AMLD5 / AMLD6 framework. The EU's Anti-Money Laundering Directives apply to crypto service providers as 'obliged entities.' KYC requirements apply to all CASPs; transaction monitoring and suspicious-activity reporting are mandatory; beneficial-ownership registers are required for corporate customers.

EU Travel Rule (TFR). The Transfer of Funds Regulation, amended in 2023 to cover crypto transfers, requires CASPs to collect and transmit originator and beneficiary information for crypto transfers above €1,000. The threshold is lower than the US BSA Travel Rule's $3,000, and the TFR explicitly applies to transfers to self-hosted (non-custodial) wallets — a significant policy choice that crypto-industry advocacy unsuccessfully opposed.
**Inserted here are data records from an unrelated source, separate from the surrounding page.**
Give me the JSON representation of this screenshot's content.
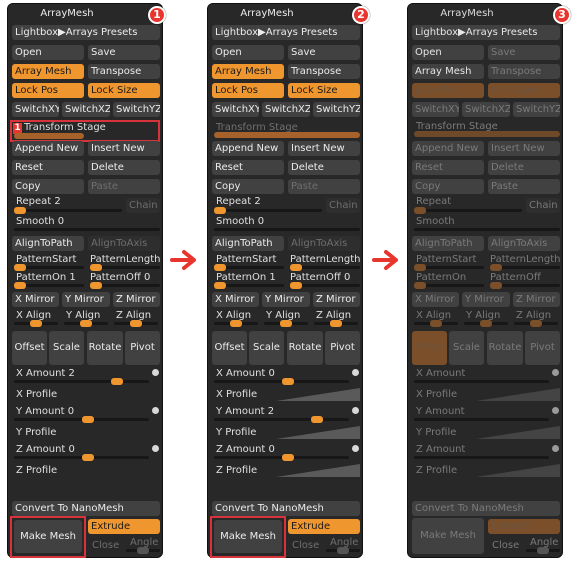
{
  "panel_title": "ArrayMesh",
  "lightbox_label": "Lightbox▶Arrays Presets",
  "open": "Open",
  "save": "Save",
  "array_mesh": "Array Mesh",
  "transpose": "Transpose",
  "lock_pos": "Lock Pos",
  "lock_size": "Lock Size",
  "switch_xy": "SwitchXY",
  "switch_xz": "SwitchXZ",
  "switch_yz": "SwitchYZ",
  "transform_stage": "Transform Stage",
  "stage_number": "1",
  "append_new": "Append New",
  "insert_new": "Insert New",
  "reset": "Reset",
  "delete": "Delete",
  "copy": "Copy",
  "paste": "Paste",
  "repeat": "Repeat",
  "chain": "Chain",
  "smooth": "Smooth",
  "align_to_path": "AlignToPath",
  "align_to_axis": "AlignToAxis",
  "pattern_start": "PatternStart",
  "pattern_length": "PatternLength",
  "pattern_on": "PatternOn",
  "pattern_off": "PatternOff",
  "x_mirror": "X Mirror",
  "y_mirror": "Y Mirror",
  "z_mirror": "Z Mirror",
  "x_align": "X Align",
  "y_align": "Y Align",
  "z_align": "Z Align",
  "offset": "Offset",
  "scale": "Scale",
  "rotate": "Rotate",
  "pivot": "Pivot",
  "x_amount": "X Amount",
  "x_profile": "X Profile",
  "y_amount": "Y Amount",
  "y_profile": "Y Profile",
  "z_amount": "Z Amount",
  "z_profile": "Z Profile",
  "convert_nano": "Convert To NanoMesh",
  "make_mesh": "Make Mesh",
  "extrude": "Extrude",
  "close": "Close",
  "angle": "Angle",
  "panels": [
    {
      "badge": "1",
      "repeat_val": "2",
      "smooth_val": "0",
      "pattern_on_val": "1",
      "pattern_off_val": "0",
      "x_amount_val": "2",
      "y_amount_val": "0",
      "z_amount_val": "0",
      "stage_label_shown": "Transform Stage"
    },
    {
      "badge": "2",
      "repeat_val": "2",
      "smooth_val": "0",
      "pattern_on_val": "1",
      "pattern_off_val": "0",
      "x_amount_val": "0",
      "y_amount_val": "2",
      "z_amount_val": "0",
      "stage_label_shown": "Transform Stage"
    },
    {
      "badge": "3",
      "stage_label_shown": "Transform Stage"
    }
  ],
  "colors": {
    "accent": "#f0962e",
    "panel": "#282828",
    "button": "#414141",
    "highlight": "#d6343a",
    "arrow": "#e8352e"
  }
}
EU sanctions enforcement. EU sanctions programmes apply to CASPs operating in the EU. The August 2022 Tornado Cash sanctions (an EU + US joint action) and ongoing sanctions related to Russia, Iran, and North Korea require CASPs to screen transactions against EU sanctions lists. Member-state competent authorities supervise CASP sanctions compliance.

MiCA market-abuse rules. MiCA Title VI prohibits insider dealing, unlawful disclosure of inside information, and market manipulation in crypto markets. Penalties for violations include fines, profit disgorgement, and (for serious violations) criminal sanctions in member states whose national law provides for them. These are the first cross-border market-abuse rules specific to crypto in any major jurisdiction.

Whitepaper disclosure requirements. Issuers of crypto-assets (excluding ARTs/EMTs, which have separate regimes) must publish a whitepaper before public offering. The whitepaper must disclose: issuer information, project description, tokenomics, risks, technology, and rights attached to the token. The whitepaper does not require regulatory approval before publication, but the issuer is liable for the accuracy of its content (similar to a prospectus liability regime).

Marketing communications. All marketing communications related to crypto-assets in the EU must be clearly identified as marketing, must be consistent with the whitepaper, and must include risk warnings. Marketing to retail customers is subject to specific suitability and disclosure rules.

DAC8 transaction reporting. From 2026, EU CASPs must report each transaction to their NCA: customer identification, transaction type, asset, amount, fiat value, counterparty information where available. NCAs exchange data with member-state tax authorities. The DAC8 framework substantially exceeds the data scope of FATCA in scope and frequency.

TFR full traceability. The Transfer of Funds Regulation requires full originator and beneficiary information for crypto transfers of any amount between CASPs (the €1,000 threshold relates to additional verification, not to the basic information-collection requirement). For transfers to self-hosted wallets, CASPs must collect equivalent originator information and verify the customer's beneficial ownership of the destination address.

The MiCA + TFR + DAC8 stack. The combination of MiCA authorisation + TFR transaction-information collection + DAC8 tax reporting creates the world's most comprehensive crypto-regulatory data architecture. Practitioners describe the EU framework as 'high compliance cost but high regulatory clarity' compared to the US's fragmented enforcement-driven model.